Autrement dit, l’enjeu social et politique du logement était identifié mais toujours planqué derrière une image brouillée et rassurante qui semble indiquer à chaque fois que la solution est toute trouvée pour demain. Demain, c’est aujourd’hui, et c’est la catastrophe, au point de réveiller le Premier ministre, six semaines avant des élections municipales. Ding Dong !
Ce n’est pas comme si c’était impossible et que les architectes ne savaient pas faire : se souvenir par exemple de l’opération, dès 2016, des logements d’Auteuil – 177 logements sociaux (Paris Habitat), 200 logements en accession (Cogedim) – dans le chic XVIe arrondissement de Paris qui remet radicalement en cause une certaine vision étriquée de la mixité sociale et l’idée selon laquelle les grands ensembles de logements sociaux ne peuvent pas s’insérer dans la ville.** Des exemples il y en a d’autres mais celui-là est près de chez moi.
Un sujet peut-être pour Rachida Dati, ministre de la Culture et de tutelle des architectes qui ambitionne de devenir maire de Paris ? Le 2 février, elle était à Saint-Cyr-sur-Menthon, dans l’Ain, avec Michel Fournier, ministre délégué chargé de la Ruralité pour annoncer la création du label « Musée rural ». Enfin, la ministre de la Culture aura mis son nom, juste avant de partir, sur un nouveau Label qu’on n’attendait plus.
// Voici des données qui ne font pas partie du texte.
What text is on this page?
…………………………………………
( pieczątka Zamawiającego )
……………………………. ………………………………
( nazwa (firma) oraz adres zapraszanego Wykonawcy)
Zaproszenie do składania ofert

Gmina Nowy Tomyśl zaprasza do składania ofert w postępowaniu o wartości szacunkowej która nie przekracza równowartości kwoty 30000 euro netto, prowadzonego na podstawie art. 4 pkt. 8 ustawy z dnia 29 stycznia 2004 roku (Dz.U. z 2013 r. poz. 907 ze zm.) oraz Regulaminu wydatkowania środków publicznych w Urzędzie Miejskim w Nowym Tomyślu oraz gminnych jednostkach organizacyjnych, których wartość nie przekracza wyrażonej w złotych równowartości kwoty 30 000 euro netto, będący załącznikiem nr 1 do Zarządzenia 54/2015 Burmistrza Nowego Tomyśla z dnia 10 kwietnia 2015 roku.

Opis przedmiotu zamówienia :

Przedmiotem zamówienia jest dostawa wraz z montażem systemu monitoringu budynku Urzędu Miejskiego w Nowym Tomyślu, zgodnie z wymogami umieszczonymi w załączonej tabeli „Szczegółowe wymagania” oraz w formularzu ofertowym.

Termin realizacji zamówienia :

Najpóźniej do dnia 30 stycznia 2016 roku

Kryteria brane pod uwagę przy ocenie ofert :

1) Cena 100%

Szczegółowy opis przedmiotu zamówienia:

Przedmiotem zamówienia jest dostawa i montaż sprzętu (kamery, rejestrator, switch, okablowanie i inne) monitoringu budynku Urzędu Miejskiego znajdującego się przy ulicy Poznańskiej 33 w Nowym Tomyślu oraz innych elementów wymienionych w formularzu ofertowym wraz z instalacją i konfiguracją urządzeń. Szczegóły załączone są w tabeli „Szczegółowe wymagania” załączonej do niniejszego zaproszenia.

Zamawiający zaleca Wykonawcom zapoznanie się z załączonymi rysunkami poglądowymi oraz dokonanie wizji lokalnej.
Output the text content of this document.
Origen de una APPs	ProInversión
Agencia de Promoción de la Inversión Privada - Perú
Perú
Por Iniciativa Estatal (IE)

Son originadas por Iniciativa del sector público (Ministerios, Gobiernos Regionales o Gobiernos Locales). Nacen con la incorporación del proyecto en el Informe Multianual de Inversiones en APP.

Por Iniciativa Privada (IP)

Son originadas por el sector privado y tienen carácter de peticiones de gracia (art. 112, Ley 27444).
La culture est sauvée !***
Bref, 400 000 logements par an et du travail pour tous les architectes au fil d’une politique innovante et audacieuse ? Rien ne sert d’espérer – et encore moins ceux qui seraient tentés de se réjouir de cette soudaine poussée d’urticaire sociale – puisque rien ne sera mis en place avant la présidentielle. Sans compter qu’il faut au moins cinq ans pour construire quoi que ce soit. Autrement dit, dans l’hypothèse que Sébastien Lecornu rencontre pour cette « urgence nationale » le succès auquel il aspire, ses premiers 400 000 logements seront inaugurés par le successeur du successeur de Macron. Et encore faudrait-il aux pouvoirs en place disposer d’une politique du logement d’avance…
À part ça, pour la mise en musique du projet « d’urgence nationale », le pipeau et pour les textes : paroles paroles paroles.
Christophe Leray
* Pour l’histoire des Mickey au gouvernement depuis Macron président, lire Rachida 5 sur le départ, quel Mickey 6 pour le ministère de la Culture ?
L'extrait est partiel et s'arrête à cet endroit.